The opposition leader said the motion to recommend that Park fire Lee will diminish the political burden on her. He urged the ruling party to support the move.
Later in the day, the NPAD and the Saenuri Party sat down to discuss the motion. Rep. Ahn Gyu-back, deputy chief negotiator of the NPAD, told Saenuri counterpart Cho Hae-jin that the motion will be introduced either on Wednesday or Thursday for a review at the plenary session on Thursday. Ahn also proposed that an extra session should be scheduled on Friday to vote on it.
The negotiations, however, broke down as the Saenuri Party refused to schedule the Friday vote.
When a motion to recommend the dismissal of the prime minister is introduced to the legislature, it automatically advances to the succeeding plenary session. The legislature already scheduled plenary sessions on Thursday, April 30 and May 6. Once it reaches the main session, a vote must take place within 72 hours. If not, the motion will lapse.
The motion can be introduced to the National Assembly when more than one-third of sitting lawmakers support it. For its passage, more than half of sitting lawmakers must attend the vote, and the majority of those lawmakers must support it.
While the NPAD has no problem introducing the motion, it does not have enough lawmakers for its passage. The legislature currently has 294 lawmakers, with the ruling Saenuri Party occupying 157 seats.
The motion is not legally binding, but it puts political pressure on the president.
Before her departure for a 12-day Latin America trip last Thursday, President Park met with Saenuri Chairman Kim Moo-sung and said she will decide the fate of Lee after her return on Monday.
The Saenuri Party said that it will wait for Park’s return. “The president asked for a few days, and I believe the opposition party is being unreasonable in terms of political morals,” Kim said Monday. “I am pleading with Moon and NPAD lawmakers.

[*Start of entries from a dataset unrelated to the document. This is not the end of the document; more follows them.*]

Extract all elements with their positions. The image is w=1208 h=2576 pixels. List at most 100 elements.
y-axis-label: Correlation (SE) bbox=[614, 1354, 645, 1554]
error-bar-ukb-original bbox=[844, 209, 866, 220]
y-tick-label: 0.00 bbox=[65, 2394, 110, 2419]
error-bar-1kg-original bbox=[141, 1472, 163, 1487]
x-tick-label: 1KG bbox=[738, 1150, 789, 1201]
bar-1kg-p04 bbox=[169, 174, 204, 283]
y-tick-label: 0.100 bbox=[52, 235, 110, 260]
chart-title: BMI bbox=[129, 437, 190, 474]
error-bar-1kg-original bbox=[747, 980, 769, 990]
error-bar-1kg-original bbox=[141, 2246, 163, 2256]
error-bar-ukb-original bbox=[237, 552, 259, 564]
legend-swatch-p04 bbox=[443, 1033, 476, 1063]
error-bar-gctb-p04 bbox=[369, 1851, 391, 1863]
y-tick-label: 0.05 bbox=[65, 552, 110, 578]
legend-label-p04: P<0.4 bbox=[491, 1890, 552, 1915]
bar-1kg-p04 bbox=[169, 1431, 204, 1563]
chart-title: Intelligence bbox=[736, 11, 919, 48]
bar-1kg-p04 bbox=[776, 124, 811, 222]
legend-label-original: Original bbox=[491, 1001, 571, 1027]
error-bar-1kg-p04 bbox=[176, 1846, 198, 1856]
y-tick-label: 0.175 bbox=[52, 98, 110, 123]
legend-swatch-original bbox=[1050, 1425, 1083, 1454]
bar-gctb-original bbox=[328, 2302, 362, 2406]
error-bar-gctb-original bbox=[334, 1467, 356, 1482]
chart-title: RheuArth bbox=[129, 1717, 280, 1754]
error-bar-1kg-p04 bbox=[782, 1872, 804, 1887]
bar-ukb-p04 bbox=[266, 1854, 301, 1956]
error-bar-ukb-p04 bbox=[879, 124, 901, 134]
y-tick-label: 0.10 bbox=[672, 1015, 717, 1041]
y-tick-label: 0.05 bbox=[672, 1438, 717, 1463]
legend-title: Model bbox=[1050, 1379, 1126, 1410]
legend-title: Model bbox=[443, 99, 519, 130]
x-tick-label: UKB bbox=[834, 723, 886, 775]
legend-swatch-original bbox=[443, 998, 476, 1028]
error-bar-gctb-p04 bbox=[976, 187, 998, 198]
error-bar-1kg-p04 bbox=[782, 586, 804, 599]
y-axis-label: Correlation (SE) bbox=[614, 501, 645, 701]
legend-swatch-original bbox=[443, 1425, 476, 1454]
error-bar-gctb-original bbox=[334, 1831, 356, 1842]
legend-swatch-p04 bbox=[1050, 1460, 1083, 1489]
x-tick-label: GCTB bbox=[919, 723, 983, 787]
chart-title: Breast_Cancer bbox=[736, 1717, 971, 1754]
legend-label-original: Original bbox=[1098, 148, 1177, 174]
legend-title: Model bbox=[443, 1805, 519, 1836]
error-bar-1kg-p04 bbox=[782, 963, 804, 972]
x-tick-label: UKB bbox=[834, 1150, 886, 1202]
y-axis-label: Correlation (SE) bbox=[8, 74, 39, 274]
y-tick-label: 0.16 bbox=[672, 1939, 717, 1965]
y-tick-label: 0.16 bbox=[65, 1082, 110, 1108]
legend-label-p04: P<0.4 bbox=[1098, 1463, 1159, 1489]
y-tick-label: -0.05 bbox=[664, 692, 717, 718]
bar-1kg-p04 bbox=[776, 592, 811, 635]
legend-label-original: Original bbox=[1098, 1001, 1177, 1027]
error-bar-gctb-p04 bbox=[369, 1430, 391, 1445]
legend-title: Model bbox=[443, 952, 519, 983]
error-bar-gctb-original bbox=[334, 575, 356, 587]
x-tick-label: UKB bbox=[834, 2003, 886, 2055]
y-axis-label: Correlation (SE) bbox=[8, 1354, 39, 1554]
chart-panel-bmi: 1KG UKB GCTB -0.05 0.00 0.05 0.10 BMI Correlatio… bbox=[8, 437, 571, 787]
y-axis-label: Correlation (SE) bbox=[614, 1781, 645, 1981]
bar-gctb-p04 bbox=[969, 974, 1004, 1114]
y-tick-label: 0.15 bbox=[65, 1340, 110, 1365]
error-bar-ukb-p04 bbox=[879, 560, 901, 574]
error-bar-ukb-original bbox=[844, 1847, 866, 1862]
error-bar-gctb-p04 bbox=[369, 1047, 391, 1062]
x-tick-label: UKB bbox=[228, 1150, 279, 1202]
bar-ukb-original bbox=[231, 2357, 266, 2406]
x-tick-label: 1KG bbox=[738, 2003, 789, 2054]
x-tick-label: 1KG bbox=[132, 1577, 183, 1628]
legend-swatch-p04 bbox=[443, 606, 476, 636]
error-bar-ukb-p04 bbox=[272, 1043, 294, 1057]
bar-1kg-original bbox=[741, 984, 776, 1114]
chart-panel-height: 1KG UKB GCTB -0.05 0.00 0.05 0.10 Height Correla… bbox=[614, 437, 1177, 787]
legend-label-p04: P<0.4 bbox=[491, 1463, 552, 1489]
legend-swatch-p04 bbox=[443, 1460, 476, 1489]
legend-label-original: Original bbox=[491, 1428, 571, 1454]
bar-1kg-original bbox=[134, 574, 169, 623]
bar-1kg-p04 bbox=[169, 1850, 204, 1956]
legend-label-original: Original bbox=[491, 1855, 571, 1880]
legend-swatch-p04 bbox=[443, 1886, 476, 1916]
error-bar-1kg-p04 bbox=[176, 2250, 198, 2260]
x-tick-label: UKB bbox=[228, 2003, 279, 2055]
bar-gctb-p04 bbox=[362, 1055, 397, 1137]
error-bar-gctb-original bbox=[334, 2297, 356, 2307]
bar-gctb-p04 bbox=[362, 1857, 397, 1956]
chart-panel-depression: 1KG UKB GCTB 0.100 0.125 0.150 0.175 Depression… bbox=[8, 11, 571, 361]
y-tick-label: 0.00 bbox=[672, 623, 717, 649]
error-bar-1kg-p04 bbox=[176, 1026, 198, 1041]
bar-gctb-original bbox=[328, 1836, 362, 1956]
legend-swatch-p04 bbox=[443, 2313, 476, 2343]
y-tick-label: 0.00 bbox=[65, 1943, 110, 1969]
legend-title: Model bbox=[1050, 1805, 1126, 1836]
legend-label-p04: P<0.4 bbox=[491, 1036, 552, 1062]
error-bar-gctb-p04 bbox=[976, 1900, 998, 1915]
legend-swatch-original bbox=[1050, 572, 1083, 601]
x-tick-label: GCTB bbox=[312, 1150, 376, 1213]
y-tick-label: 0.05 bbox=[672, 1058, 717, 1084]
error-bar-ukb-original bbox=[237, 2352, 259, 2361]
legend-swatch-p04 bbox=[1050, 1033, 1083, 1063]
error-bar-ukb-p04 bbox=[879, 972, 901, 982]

The president will be here soon if they will wait, and everything will be resolved.”
As lawmakers wrestle with a plan to fire him, the predicament of the prime minister grew deeper. According to a special team of prosecutors investigating the scandal, Lee and Sung had about 217 phone calls with each other over the past one year.
Although Lee has vehemently denied that Sung was close to him, the facts suggested otherwise. According to the prosecution, Sung telephoned Lee 153 times while Lee telephoned Sung 64 times.